Perbankan saat ini menarget sektor-sektor tersebut untuk mendorong penyaluran kredit. Sebab, pertumbuhan kredit 2023 lebih rendah dibanding tahun sebelumnya. Meski masih dalam tren positif.


‘’Karena terbatasnya sektor-sektor yang tumbuh. Tantangan buat perbankan. Karena bank-bank besar di Indonesia masih memiliki guidance yang tinggi, 10 sampai 12 persen,’’ kata Chief Economist Bank Mandiri Andry Asmoro di Labuan Bajo, Nusa Tenggara Timur (NTT), Sabtu (9/9).

Di sisi lain, pertumbuhan dana pihak ketiga (DPK) perbankan menurun dibanding kinerja empat tahun terakhir. Data kantor ekonom Bank Mandiri menunjukkan, bahwa pada 2019, DPK perbankan tumbuh 6,45 persen. Lalu masih meningkat di 2020 dan 2021 masing-masing sebesar 11,11 persen dan 12,21 persen.

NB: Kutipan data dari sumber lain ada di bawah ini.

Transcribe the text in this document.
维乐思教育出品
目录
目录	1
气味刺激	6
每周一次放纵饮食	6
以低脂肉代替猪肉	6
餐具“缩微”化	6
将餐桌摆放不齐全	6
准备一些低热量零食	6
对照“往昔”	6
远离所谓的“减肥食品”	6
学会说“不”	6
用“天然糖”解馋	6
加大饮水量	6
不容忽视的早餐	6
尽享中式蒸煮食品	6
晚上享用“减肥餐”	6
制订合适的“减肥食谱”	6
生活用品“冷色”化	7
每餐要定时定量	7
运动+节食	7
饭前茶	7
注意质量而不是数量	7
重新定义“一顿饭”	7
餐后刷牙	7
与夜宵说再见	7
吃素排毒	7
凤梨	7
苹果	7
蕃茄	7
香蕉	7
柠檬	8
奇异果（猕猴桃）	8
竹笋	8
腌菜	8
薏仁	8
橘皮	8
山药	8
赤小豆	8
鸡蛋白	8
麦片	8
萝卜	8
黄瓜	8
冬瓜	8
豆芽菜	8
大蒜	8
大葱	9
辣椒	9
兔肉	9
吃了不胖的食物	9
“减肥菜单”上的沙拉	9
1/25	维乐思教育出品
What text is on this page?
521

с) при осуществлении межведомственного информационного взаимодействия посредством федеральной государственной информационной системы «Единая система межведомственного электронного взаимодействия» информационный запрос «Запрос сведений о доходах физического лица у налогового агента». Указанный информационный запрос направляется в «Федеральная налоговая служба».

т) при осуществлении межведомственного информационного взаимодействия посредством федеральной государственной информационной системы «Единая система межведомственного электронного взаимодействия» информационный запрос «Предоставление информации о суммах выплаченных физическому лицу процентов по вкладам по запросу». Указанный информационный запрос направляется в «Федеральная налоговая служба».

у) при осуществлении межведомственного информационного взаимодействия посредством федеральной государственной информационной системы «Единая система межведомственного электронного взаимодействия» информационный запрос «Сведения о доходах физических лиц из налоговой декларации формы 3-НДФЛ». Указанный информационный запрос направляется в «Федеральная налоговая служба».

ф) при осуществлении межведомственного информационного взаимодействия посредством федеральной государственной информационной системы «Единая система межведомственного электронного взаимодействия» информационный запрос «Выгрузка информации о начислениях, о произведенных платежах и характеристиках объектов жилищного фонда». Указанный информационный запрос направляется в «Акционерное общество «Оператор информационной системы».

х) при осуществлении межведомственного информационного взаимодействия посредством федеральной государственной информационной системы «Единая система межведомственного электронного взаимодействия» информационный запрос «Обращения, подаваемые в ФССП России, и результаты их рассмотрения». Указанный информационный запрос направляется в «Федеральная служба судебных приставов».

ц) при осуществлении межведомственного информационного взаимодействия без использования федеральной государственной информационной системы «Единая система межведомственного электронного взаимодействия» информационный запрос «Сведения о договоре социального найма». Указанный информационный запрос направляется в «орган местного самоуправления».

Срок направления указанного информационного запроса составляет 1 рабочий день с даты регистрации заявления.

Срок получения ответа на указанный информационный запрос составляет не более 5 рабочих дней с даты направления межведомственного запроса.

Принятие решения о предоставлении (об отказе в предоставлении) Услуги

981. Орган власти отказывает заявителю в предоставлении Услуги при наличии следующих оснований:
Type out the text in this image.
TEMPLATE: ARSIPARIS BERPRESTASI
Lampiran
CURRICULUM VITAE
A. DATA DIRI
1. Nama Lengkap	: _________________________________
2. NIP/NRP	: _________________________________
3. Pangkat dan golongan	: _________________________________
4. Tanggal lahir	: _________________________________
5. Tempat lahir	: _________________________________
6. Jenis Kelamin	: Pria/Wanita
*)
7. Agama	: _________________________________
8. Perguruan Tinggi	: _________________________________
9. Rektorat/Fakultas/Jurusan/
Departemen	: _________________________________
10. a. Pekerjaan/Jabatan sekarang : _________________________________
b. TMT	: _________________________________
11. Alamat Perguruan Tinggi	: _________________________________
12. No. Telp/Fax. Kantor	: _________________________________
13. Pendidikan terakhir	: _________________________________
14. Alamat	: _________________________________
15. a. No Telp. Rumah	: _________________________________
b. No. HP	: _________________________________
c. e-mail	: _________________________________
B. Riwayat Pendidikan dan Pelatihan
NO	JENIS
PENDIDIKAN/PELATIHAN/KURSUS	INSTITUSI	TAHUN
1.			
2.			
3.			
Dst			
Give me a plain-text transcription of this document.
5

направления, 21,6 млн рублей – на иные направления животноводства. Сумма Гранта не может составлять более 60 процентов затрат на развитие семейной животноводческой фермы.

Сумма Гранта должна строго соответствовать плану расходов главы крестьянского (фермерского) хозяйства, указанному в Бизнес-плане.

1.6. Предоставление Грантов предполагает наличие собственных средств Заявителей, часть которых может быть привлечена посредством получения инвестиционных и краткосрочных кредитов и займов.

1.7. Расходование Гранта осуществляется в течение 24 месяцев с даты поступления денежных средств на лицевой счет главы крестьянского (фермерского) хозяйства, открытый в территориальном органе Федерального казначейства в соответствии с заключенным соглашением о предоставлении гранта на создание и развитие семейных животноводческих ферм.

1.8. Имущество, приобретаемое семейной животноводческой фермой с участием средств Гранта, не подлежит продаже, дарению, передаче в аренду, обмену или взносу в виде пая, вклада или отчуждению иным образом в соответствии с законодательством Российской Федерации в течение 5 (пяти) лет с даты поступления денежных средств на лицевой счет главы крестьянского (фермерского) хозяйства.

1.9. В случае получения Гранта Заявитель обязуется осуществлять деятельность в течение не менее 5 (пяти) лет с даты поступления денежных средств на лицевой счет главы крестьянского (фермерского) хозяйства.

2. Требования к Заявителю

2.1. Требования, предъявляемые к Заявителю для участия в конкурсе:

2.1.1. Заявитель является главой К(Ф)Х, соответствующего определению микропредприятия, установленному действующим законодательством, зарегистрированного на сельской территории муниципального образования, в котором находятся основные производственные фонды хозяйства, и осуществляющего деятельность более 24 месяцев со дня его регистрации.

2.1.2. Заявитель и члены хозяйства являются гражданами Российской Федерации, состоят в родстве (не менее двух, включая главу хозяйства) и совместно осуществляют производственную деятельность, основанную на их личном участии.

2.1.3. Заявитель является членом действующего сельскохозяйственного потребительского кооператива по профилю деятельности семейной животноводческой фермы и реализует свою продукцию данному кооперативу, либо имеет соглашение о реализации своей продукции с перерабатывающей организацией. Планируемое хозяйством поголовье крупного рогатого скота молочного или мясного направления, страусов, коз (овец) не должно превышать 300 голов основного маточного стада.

Memasuki 2022, DPK masih tumbuh positif meski hanya sebesar 9,45 persen. Sedangkan hingga Juli 2023, DPK justru minus 1,09 persen. ‘’Kalau guidance untuk pertumbuhan kreditnya masih tinggi, sementara DPK relatif limited, nah tentu saja persaingan untuk memperebutkan dana cukup besar,” ungkap pria yang akrab disapa Asmo itu.

Jika melihat indikator likuiditas secara nasional, lanjut dia, memang masih cukup terjaga. Tecermin dari loan to deposit ratio (LDR) sebesar 82 persen. Sejumlah bank besar seperti PT Bank Mandiri (Persero) Tbk, PT Bank Rakyat Indonesia (Persero) Tbk (BRI), dan PT Bank Negara Indonesia (Persero) Tbk (BNI) mencatatkan LDR sebesar 85,9 persen, 87,26 persen, dan 89,8. ‘’Saat ini tantangan bagi perbankan adalah bagaimana memiliki funding scheme (skema penghimpunan dana, red) yang relatif cukup kuat untuk bisa mengakselerasi kredit,’’ terang Asmo.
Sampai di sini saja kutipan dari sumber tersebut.